Başlangıç Noktası: 28 Şubat 2024
Soğuk bir kış günüydü. Buz gibi bir hava, içime işleyen soğuğu ile her adımımda yüzüme çarpıyordu. Ama içimdeki ateş, bu soğuğa meydan okuyordu. Uzun ve zorlu bir hukuki mücadeleden sonra, haksızlık ve hukuksuzlukla uzaklaştırıldığım Aldebaran Üniversitesi’ne geri dönmüştüm. Geri dönüşüm, adaletin küçük bir zaferi gibiydi. Yeniden başlamak için hazırım, ama karşılaşacağım zorluklardan habersizdim.
Yeni Başlangıç
Bana verilen ofis, başka bir profesörle ortaklaşa kullanacağımız bir odaydı. Kendime ait 2012 model bilgisayarımı çıkardım ve masama yerleştirdim. Ofiste internet bağlantısı yoktu, bu yüzden kendi ödediğim internetimi kullanmak zorunda kaldım. Dilekçeler yazıp, bağlantı sorunlarıyla uğraşırken, yaklaşık bir ay sonra ofis internetine bağlanmayı başardım. Ancak, ofis bilgisayarı talebim fakülte dekanlığı tarafından reddedilmişti.
Bilgisayarın Macerası
Bilgisayar ihtiyacım için Teknolojik Destek Birimi’ne başvurdum. Uzun süre cevap alamadım. Görev ihmali nedeniyle Rektörlüğe dilekçe yazmayı düşündüm. Tam bu sırada, bölüm sekreterliğinden mesaj geldi: Bilgisayar teslim edilmişti. Ancak, teslim alınacak bilgisayar yeni değildi, kullanılmıştı.
2012 model bilgisayarımın bile bellek ve hard diskini yenilemiştim. Bu yüzden teslim edilen bilgisayarın da iyileştirilmiş olabileceğini düşündüm. Teknolojik Destek Birimi’ni arayıp, bilgisayarı test edip etmediklerini sordum. Hayır cevabını aldım. Bilgisayarı alıp ofisime götürdüm.
Bilgisayarın Gerçek Yüzü
Bilgisayar eski, çok kullanılmış bir durumdaydı. Test etmeden iade etmenin doğru olmayacağını düşündüm. Bağlantıları yaptım, ancak ekranın arka kısmındaki dişli yerleştirilemiyordu. Yan ofisteki mesai arkadaşımı çağırdım, o da dişliyi yerleştiremedi. "Sana ezik bilgisayar vermişler" dedi. Bilgisayarı çalıştıramadım.

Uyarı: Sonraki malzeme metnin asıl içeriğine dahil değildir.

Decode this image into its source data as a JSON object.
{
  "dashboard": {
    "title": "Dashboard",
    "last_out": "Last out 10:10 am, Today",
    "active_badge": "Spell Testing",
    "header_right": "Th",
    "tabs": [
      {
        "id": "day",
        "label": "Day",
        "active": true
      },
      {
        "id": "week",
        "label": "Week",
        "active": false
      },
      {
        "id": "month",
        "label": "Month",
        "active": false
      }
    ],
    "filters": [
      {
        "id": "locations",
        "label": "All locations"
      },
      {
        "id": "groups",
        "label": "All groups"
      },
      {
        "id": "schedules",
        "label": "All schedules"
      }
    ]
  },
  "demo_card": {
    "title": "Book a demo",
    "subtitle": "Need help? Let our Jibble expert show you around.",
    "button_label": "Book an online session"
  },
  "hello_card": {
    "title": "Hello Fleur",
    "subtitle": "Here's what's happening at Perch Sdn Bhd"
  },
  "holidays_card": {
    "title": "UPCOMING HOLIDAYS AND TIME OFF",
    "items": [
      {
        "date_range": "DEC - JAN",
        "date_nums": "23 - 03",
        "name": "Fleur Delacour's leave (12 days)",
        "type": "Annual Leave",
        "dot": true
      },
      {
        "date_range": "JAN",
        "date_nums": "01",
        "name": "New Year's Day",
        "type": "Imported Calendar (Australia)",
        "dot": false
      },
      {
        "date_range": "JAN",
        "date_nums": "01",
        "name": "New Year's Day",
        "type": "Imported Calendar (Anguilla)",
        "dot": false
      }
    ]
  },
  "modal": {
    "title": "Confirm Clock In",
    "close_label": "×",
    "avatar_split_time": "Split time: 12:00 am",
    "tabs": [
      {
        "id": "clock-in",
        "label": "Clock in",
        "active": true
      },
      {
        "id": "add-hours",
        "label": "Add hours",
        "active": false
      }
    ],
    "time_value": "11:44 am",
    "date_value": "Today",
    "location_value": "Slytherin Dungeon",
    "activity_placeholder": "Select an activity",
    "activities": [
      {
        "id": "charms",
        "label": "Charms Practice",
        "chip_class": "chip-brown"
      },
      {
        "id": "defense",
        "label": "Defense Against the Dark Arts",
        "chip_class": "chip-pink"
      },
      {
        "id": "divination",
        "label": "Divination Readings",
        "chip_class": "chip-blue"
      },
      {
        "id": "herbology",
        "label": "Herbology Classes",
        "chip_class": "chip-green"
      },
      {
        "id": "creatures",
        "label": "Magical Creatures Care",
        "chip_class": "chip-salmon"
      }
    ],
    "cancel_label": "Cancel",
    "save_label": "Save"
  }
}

Eski Bir Dostla Karşılaşma
O sırada karşıdan birisi geliyordu. Yürüyüşü tanıdıktı. Gerçekten de 8 yıldır görmediğim bir arkadaşımdı. Selamlaştık, “Hafif bir zarar gördün, sonunda döndün” dedi. “Hafif denemeyecek kadar ağırdı, aldığım nefese şükürler olsun,” dedim. Daha sonra, bilgisayar almaya geldiğimi fakat bilgisayarın eski olduğundan bahsettim. Kendisi, bölümlerine de bilgisayar verilmediğini, ancak birkaç yıl önce ilk 18,000 arasında öğrenci alan bölüm oldukları için öğrenci laboratuvarındaki bilgisayarların yenilendiğinden bahsetti.
Kendisine, bilişim sektöründe çok büyük firmalar olduğunu ve sponsor olarak rahatlıkla bu bilgisayarların temin edilebileceğinden bahsettim. Bölümlerin markalaşmasında, tanıtımın önemli olduğunu, tanınmış bölümlerin iş dünyası ile bağlantı kurmasının kolay olduğunu belirttim. İlave olarak, hala bölüm başkanı olup olmadığını sordum. “Evet,” dedi, “hala bölüm başkanıyım.”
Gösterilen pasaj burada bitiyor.